SINGAPORE – The world is entering a dangerous period with the established world order in turmoil and a new era dawning, Foreign Minister Vivian Balakrishnan said on Wednesday (March 23rd).
As new norms, rules and expectations emerge, countries can work to create a more peaceful, stable and prosperous world by supporting multilateralism, promoting economic integration and redoubling efforts to safeguard the global commons, a he added.
At the South China Morning Post’s China Conference, held virtually, where Dr. Balakrishnan gave the keynote address, US-China rivalry and Russia’s invasion of Ukraine loomed large. as senior government officials, business leaders and China watchers discussed the most pressing issues in the region. .
Dr Balakrishnan said the war in Ukraine and, to a lesser extent, the Covid-19 pandemic truly marked the end of the post-World War II system of global economic integration and an international order based on rules.
At the same time, these developments are taking place amid the ongoing strategic rivalry between the United States and China, which could be inadvertently complicated by the conflict in Ukraine, he noted.
“Their different approach to the war in Ukraine is the latest complication,” he added.
Dr Balakrishnan said it would be disastrous for the two powers to focus on extreme competition or even confrontation, adding that the old Cold War strategy of containment will not be viable in the emerging multipolar world.
“How the United States and China will compete and cooperate will determine not only their trajectories, but also that of the rest of us around the world,” he added.
Given the transition to a multipolar international system, the world must find a new modus vivendi, he said.

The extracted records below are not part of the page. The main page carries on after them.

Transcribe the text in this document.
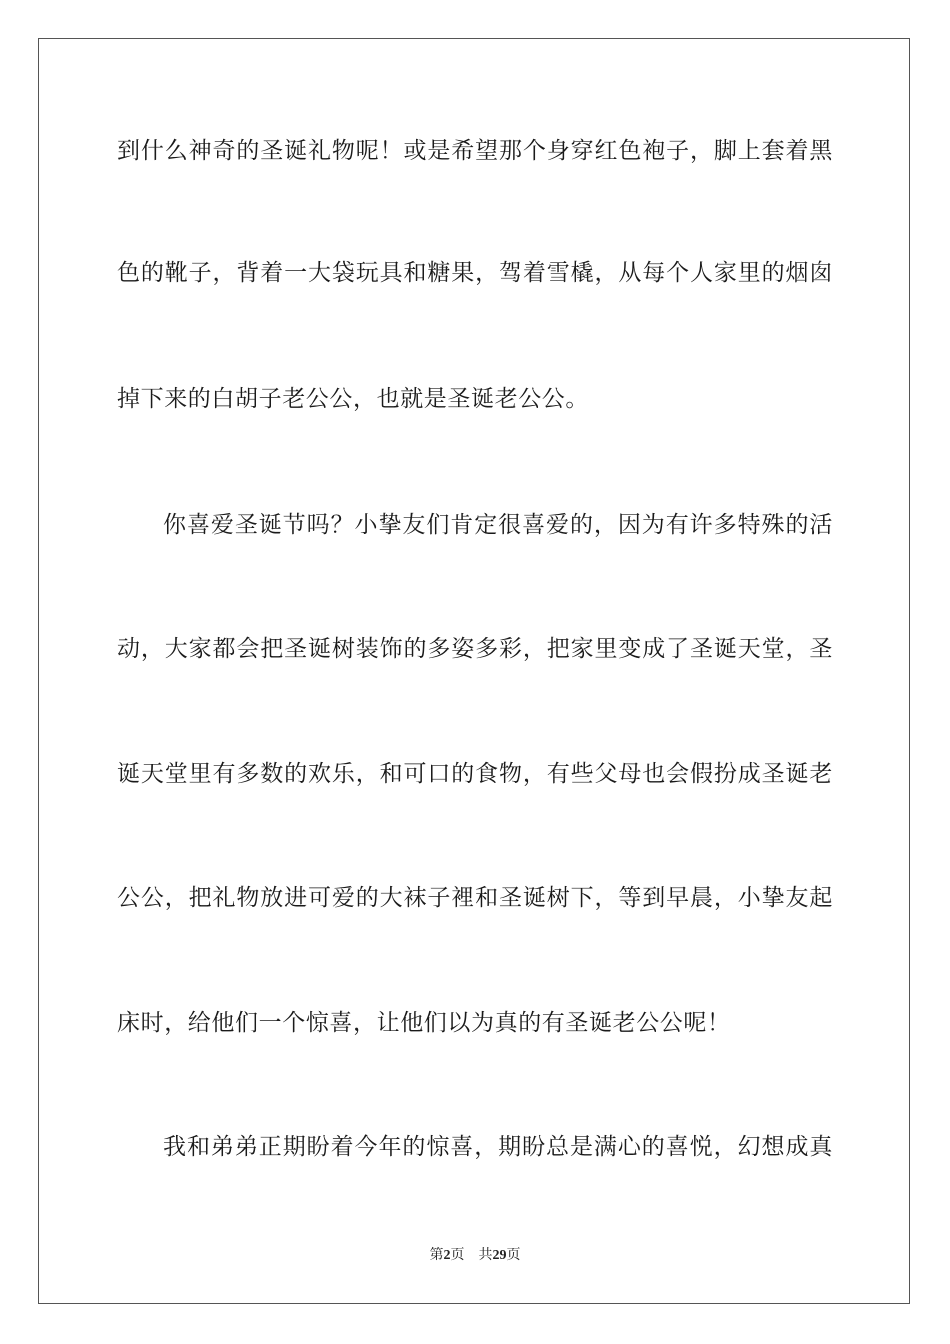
到什么神奇的圣诞礼物呢！或是希望那个身穿红色袍子，脚上套着黑
色的靴子，背着一大袋玩具和糖果，驾着雪橇，从每个人家里的烟囱
掉下来的白胡子老公公，也就是圣诞老公公。
你喜爱圣诞节吗？小挚友们肯定很喜爱的，因为有许多特殊的活
动，大家都会把圣诞树装饰的多姿多彩，把家里变成了圣诞天堂，圣
诞天堂里有多数的欢乐，和可口的食物，有些父母也会假扮成圣诞老
公公，把礼物放进可爱的大袜子裡和圣诞树下，等到早晨，小挚友起
床时，给他们一个惊喜，让他们以为真的有圣诞老公公呢！
我和弟弟正期盼着今年的惊喜，期盼总是满心的喜悦，幻想成真
第2页 共29页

“How we respond to and manage these dynamics, or shape the international global order, will impact our ability to protect the global commons and deliver concrete, real results for our citizens,” he added. .

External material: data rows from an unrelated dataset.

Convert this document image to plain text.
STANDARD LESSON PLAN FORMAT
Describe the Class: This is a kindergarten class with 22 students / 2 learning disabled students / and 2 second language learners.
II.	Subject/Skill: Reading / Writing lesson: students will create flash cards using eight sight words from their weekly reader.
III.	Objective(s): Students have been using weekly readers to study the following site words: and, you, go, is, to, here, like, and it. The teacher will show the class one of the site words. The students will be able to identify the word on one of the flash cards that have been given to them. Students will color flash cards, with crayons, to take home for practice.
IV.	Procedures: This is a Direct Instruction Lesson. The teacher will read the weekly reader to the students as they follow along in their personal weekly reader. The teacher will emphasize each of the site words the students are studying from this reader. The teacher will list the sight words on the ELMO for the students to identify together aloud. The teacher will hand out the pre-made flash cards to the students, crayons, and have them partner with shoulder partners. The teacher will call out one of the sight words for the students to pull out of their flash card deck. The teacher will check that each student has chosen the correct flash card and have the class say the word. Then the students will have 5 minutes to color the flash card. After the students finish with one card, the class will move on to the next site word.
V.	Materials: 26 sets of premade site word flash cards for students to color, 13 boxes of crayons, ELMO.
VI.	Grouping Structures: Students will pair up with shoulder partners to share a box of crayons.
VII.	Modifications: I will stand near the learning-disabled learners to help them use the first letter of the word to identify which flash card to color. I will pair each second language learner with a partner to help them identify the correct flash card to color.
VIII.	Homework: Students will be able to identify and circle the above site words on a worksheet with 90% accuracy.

He suggested that countries should, first and foremost, uphold multilateralism and international law.
The open, inclusive and rules-based multilateral order gives small states an equal voice and allows all states, even those who disagree, to work within a common set of rules established and accepted by the vast community of nations.

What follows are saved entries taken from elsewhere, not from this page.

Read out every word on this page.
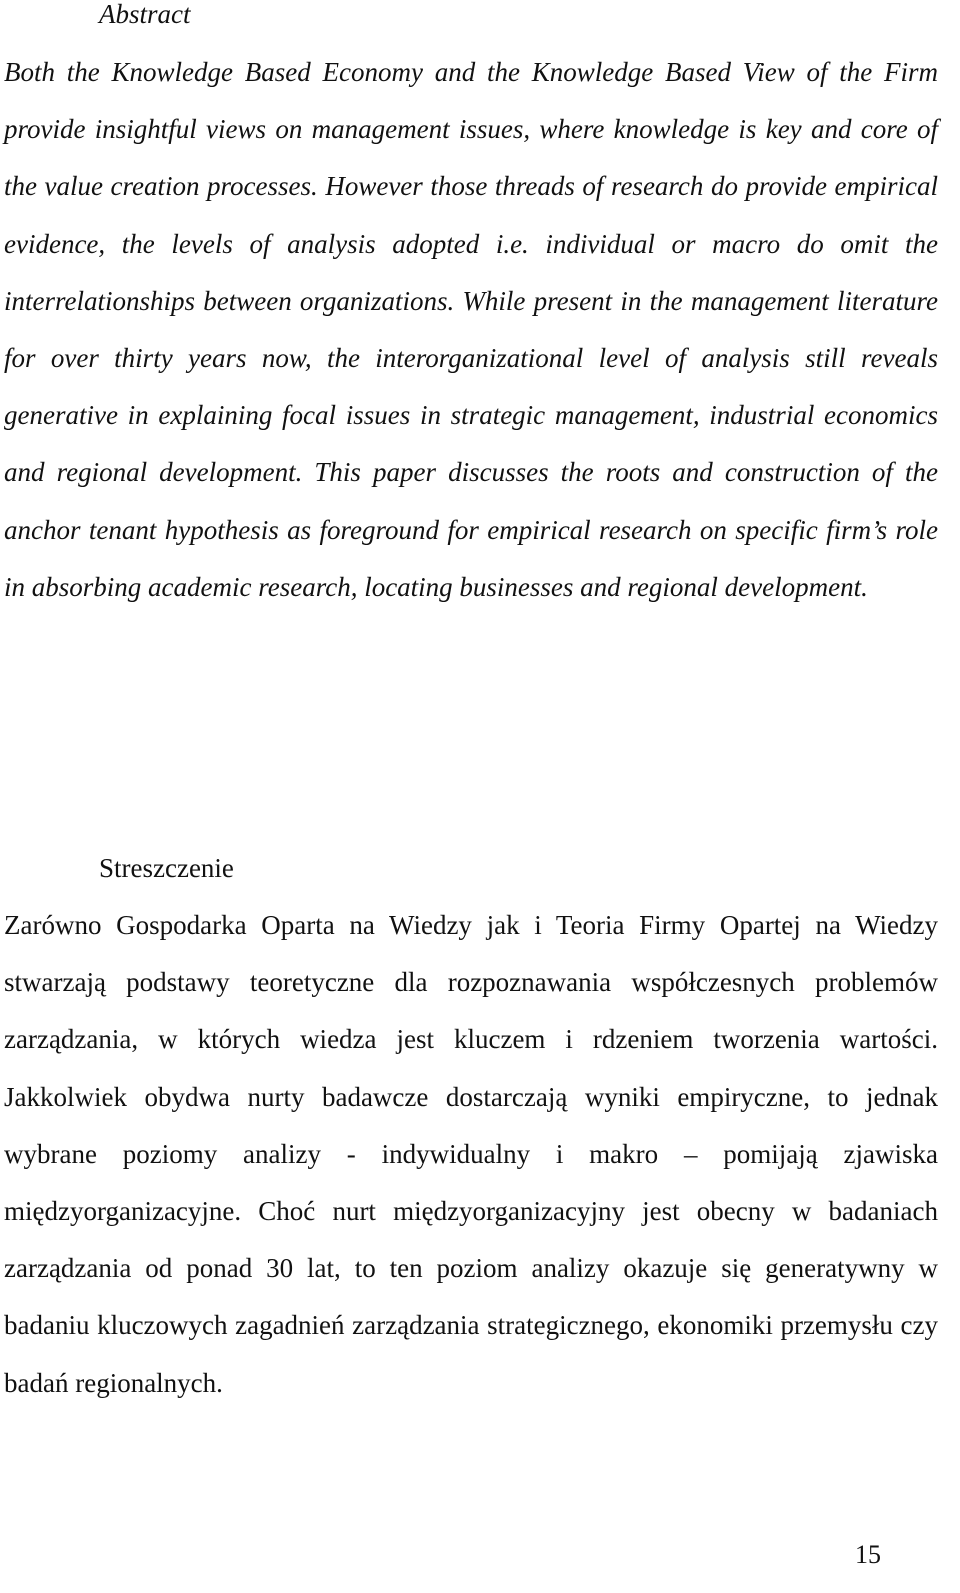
Abstract

Both the Knowledge Based Economy and the Knowledge Based View of the Firm provide insightful views on management issues, where knowledge is key and core of the value creation processes. However those threads of research do provide empirical evidence, the levels of analysis adopted i.e. individual or macro do omit the interrelationships between organizations. While present in the management literature for over thirty years now, the interorganizational level of analysis still reveals generative in explaining focal issues in strategic management, industrial economics and regional development. This paper discusses the roots and construction of the anchor tenant hypothesis as foreground for empirical research on specific firm’s role in absorbing academic research, locating businesses and regional development.

Streszczenie

Zarówno Gospodarka Oparta na Wiedzy jak i Teoria Firmy Opartej na Wiedzy stwarzają podstawy teoretyczne dla rozpoznawania współczesnych problemów zarządzania, w których wiedza jest kluczem i rdzeniem tworzenia wartości. Jakkolwiek obydwa nurty badawcze dostarczają wyniki empiryczne, to jednak wybrane poziomy analizy - indywidualny i makro – pomijają zjawiska międzyorganizacyjne. Choć nurt międzyorganizacyjny jest obecny w badaniach zarządzania od ponad 30 lat, to ten poziom analizy okazuje się generatywny w badaniu kluczowych zagadnień zarządzania strategicznego, ekonomiki przemysłu czy badań regionalnych.

15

Singapore, as a small city, state and island, is therefore by definition a “strong supporter” of international agreements such as the 1982 United Nations Convention on the Law of the Sea, which sets out the legal framework within which all activities in the oceans and seas must be carried out, added Dr Balakrishnan.
Second, the world must strive for economic integration and interdependence, he said.
The alternative is a hard and clean fork, which will lead to slower progress, higher costs and fewer inhibitions against feuds spiraling out of control because fewer interconnected interests are at stake, he warned.